Step 1: Deface structural images and scrub metadata with BIDSonym

BIDSonym is a BIDS App that handles the full anonymization pipeline in one pass: defacing structural images, scrubbing PII from JSON sidecars, and cleaning NIfTI headers. It was explicitly designed to run right after BIDS conversion.

# Install (Docker required)
docker pull peerherholz/bidsonym

# Run on your BIDS dataset
docker run -it --rm \
    -v /path/to/your/BIDS:/bids_dataset \
    peerherholz/bidsonym /bids_dataset participant \
    --deid pydeface \
    --del_meta AcquisitionDateTime,AcquisitionTime,DeviceSerialNumber,StationName,InstitutionAddress,InstitutionalDepartmentName,ProcedureStepDescription \
    --brainextraction bet \
    --check_meta

This will:

  • Deface all T1w images using pydeface (other options: mri_deface, quickshear, mridefacer)
  • Remove the listed metadata fields from all JSON sidecars
  • Check for remaining PII in JSON files (--check_meta flag)
  • Back up originals to sourcedata/bidsonym/ before modifying

Without Docker

If Docker is not available, you can run the steps manually (see below). BIDSonym also supports Singularity/Apptainer.

Manual alternative (without BIDSonym)

1a. Deface with pydeface:

import subprocess, glob

for f in sorted(glob.glob('BIDS/sub-*/anat/*_T1w.nii.gz')):
    subprocess.run(['pydeface', f, '--outfile', f, '--force'], check=True)

1b. Remove PII from JSON sidecars:

import json, glob

BIDS = '/path/to/your/BIDS'

# Fields to remove (identifiable but not needed for preprocessing)
pii_fields = [
    'AcquisitionDateTime', 'AcquisitionTime',
    'DeviceSerialNumber', 'StationName',
    'InstitutionAddress', 'InstitutionalDepartmentName',
    'ProcedureStepDescription', 'BidsGuess',
]

for f in sorted(glob.glob(f'{BIDS}/sub-*/anat/*.json') +
                glob.glob(f'{BIDS}/sub-*/func/*.json')):
    with open(f) as fh:
        data = json.load(fh)
    for key in pii_fields:
        data.pop(key, None)
    with open(f, 'w') as fh:
        json.dump(data, fh, indent='\t', ensure_ascii=False)
        fh.write('\n')

Do not remove RepetitionTime, EchoTime, SliceTiming, PhaseEncodingDirection, TotalReadoutTime, Manufacturer, or MagneticFieldStrength -- these are needed by fMRIPrep and for methods reporting.

Step 2: Visually inspect defaced images

Always visually check every defaced image.
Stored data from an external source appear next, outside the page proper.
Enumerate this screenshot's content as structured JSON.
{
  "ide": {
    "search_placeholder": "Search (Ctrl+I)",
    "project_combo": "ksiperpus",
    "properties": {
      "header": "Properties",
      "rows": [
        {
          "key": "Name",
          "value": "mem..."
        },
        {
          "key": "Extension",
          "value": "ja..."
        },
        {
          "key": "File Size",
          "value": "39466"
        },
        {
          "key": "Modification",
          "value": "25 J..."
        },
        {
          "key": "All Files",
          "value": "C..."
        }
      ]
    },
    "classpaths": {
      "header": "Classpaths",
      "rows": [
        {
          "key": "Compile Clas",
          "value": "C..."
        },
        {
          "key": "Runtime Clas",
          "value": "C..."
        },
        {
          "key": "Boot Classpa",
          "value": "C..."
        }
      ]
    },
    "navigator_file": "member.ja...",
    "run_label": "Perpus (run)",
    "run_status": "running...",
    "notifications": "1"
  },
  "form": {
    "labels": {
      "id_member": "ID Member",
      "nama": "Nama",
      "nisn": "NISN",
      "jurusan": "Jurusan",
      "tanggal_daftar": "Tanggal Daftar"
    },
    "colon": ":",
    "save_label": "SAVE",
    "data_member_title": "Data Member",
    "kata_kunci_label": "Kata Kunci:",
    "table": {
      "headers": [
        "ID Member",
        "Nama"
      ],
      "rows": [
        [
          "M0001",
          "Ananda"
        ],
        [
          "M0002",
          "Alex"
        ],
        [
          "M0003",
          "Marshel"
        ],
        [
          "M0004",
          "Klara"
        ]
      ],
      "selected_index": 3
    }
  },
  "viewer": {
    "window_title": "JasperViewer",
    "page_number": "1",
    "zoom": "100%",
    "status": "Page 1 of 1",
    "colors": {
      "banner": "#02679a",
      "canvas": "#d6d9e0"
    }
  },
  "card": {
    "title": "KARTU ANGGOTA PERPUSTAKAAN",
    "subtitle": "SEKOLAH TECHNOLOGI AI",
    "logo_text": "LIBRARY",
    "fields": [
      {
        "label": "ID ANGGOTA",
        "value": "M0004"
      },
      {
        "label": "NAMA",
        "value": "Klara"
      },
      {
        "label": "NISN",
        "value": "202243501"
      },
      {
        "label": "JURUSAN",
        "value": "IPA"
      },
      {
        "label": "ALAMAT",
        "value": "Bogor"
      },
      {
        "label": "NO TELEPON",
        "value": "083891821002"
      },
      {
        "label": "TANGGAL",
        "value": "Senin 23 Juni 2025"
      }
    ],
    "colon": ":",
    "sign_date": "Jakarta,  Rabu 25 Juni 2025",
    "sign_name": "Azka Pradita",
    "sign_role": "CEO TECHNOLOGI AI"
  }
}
Open them in MRIcroGL or fsleyes and verify the face is removed while brain tissue is intact.

Batch visual QC script

Render mid-sagittal slices for all subjects to quickly spot failures:

import nibabel as nib
import numpy as np
import matplotlib.pyplot as plt
import glob

for f in sorted(glob.glob('BIDS/sub-*/anat/*_T1w.nii.gz')):
    img = nib.as_closest_canonical(nib.load(f))
    data = img.get_fdata()
    mid = data.shape[0] // 2
    plt.figure(figsize=(4, 5))
    plt.imshow(np.rot90(data[mid, :, :]), cmap='gray')
    plt.title(f.split('/')[-1].split('_')[0])
    plt.axis('off')
    plt.savefig(f.replace('.nii.gz', '_deface_check.png'))
    plt.close()

Defacing can sometimes fail

pydeface may remove brain tissue or leave facial features in rare cases, especially with atypical populations or pediatric data. If pydeface fails on specific subjects, try afni_refacer_run (which replaces rather than removes the face) on those subjects.

Step 3: Review participants.tsv

Check for fields that could re-identify participants:

  • Exact scores searchable in public databases (e.g., FIDE Elo ratings, standardised test scores) -- bin into ranges instead
  • Rare combinations of age + sex + clinical score -- consider binning ages into 5-year ranges for small samples

A recent study showed that rich clinical metadata can create unique fingerprints even in moderately sized datasets.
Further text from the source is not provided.